My oldest son has been curious about something lately and did tell us 3 weeks ago,date a transgendered female.He is pretty much open to my husband and I through his life,knows we are supportive of him.We raised him right and taught him to be himself in a good way.Seen he is happy,met his new girlfriend Mariah last night and they started dating 2 weeks ago.Mariah is transgedered,a pre op and he still loves her supporting her decision not to have the final operation last month.Mariah started her transition 3 years ago and he met her through a friend of his.My husband and I support them dating and do like Mariah.Learned her family likes him and Mariah is his age,20.I told Mariah that I want to know her more sometime and she is for it.


----------



## WorkingOnMe (Mar 17, 2012)

Do you have a question? I think you're doing the right thing supporting them.


----------



## MrsHolland (Jun 18, 2016)

They started dating only 2 weeks ago and have already met each others families. That is just odd. Well in my world it would be.


----------



## browser (Oct 26, 2016)

I don't get the attraction for a transgendered female by a "normal" male.

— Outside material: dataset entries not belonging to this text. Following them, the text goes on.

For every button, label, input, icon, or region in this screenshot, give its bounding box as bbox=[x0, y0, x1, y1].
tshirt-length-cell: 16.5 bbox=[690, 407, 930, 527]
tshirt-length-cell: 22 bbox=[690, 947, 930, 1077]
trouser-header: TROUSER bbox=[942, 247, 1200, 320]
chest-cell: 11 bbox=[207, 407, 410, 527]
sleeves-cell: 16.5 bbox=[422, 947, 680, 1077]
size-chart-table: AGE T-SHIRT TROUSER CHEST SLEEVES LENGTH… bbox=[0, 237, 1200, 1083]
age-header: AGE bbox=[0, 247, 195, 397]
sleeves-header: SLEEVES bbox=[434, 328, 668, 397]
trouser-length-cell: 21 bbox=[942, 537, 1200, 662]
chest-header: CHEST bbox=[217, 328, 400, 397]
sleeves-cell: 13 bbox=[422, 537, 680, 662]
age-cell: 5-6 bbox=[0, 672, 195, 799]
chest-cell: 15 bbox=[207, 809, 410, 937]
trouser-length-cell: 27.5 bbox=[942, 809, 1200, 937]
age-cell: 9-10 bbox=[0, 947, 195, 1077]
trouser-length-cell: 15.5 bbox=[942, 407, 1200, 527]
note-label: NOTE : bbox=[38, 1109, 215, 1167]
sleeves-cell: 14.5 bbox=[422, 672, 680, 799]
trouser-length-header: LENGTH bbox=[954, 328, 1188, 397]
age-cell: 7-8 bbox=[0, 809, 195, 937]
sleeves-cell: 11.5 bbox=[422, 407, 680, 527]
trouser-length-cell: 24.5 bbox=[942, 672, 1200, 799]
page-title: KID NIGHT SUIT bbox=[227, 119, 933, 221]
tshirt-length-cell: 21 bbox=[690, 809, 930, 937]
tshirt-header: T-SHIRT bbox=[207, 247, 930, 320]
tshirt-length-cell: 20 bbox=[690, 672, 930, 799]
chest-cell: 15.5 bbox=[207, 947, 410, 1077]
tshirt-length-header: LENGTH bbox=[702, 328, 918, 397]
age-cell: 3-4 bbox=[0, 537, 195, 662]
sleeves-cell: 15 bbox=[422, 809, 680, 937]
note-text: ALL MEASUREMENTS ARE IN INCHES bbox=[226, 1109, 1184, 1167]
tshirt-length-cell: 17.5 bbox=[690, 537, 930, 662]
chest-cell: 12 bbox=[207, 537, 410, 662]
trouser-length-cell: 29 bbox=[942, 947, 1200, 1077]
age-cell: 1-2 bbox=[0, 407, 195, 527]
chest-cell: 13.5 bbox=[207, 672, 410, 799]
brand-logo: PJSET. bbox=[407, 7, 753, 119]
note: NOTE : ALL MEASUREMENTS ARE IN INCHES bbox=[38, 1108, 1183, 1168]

I mean, does your son find regular women - those who were born with a vj- attractive? Or only those born with a penis that is then surgically inverted to supposedly look and feel like a vj, to be attractive?

If so, why is that? Is it something about the fact that they used to have a penis and now they don't?


----------



## jb02157 (Apr 16, 2014)

browser said:


> I don't get the attraction for a transgendered female by a "normal" male.
> 
> I mean, does your son find regular women - those who were born with a vj- attractive? Or only those born with a penis that is then surgically inverted to supposedly look and feel like a vj, to be attractive?
> 
> If so, why is that? Is it something about the fact that they used to have a penis and now they don't?


I'm with you, I don't get it either. If I was the kid's parent I would not be supporting the relationship.


----------



## browser (Oct 26, 2016)

Especially if you're looking forward to grandchildren.


----------



## uhtred (Jun 22, 2016)

If he is an adult, his life, his choices. Support whatever makes him happy.

If he is still underage, I would make the same recommendation for any young person dating: this is the time of your life to meet people, have fun. Don't get into a permanent relationship too early in life.


----------



## Hope1964 (Sep 26, 2011)

What is a transgendered female - a guy turning into a woman or a woman turning into a guy?


----------



## browser (Oct 26, 2016)

Hope1964 said:


> What is a transgendered female - a guy turning into a woman or a woman turning into a guy?


I am happy to answer your question with "I don't know and I don't care and if he or she gets off on watching me take a piss in the men's room then have at it.

:grin2:


----------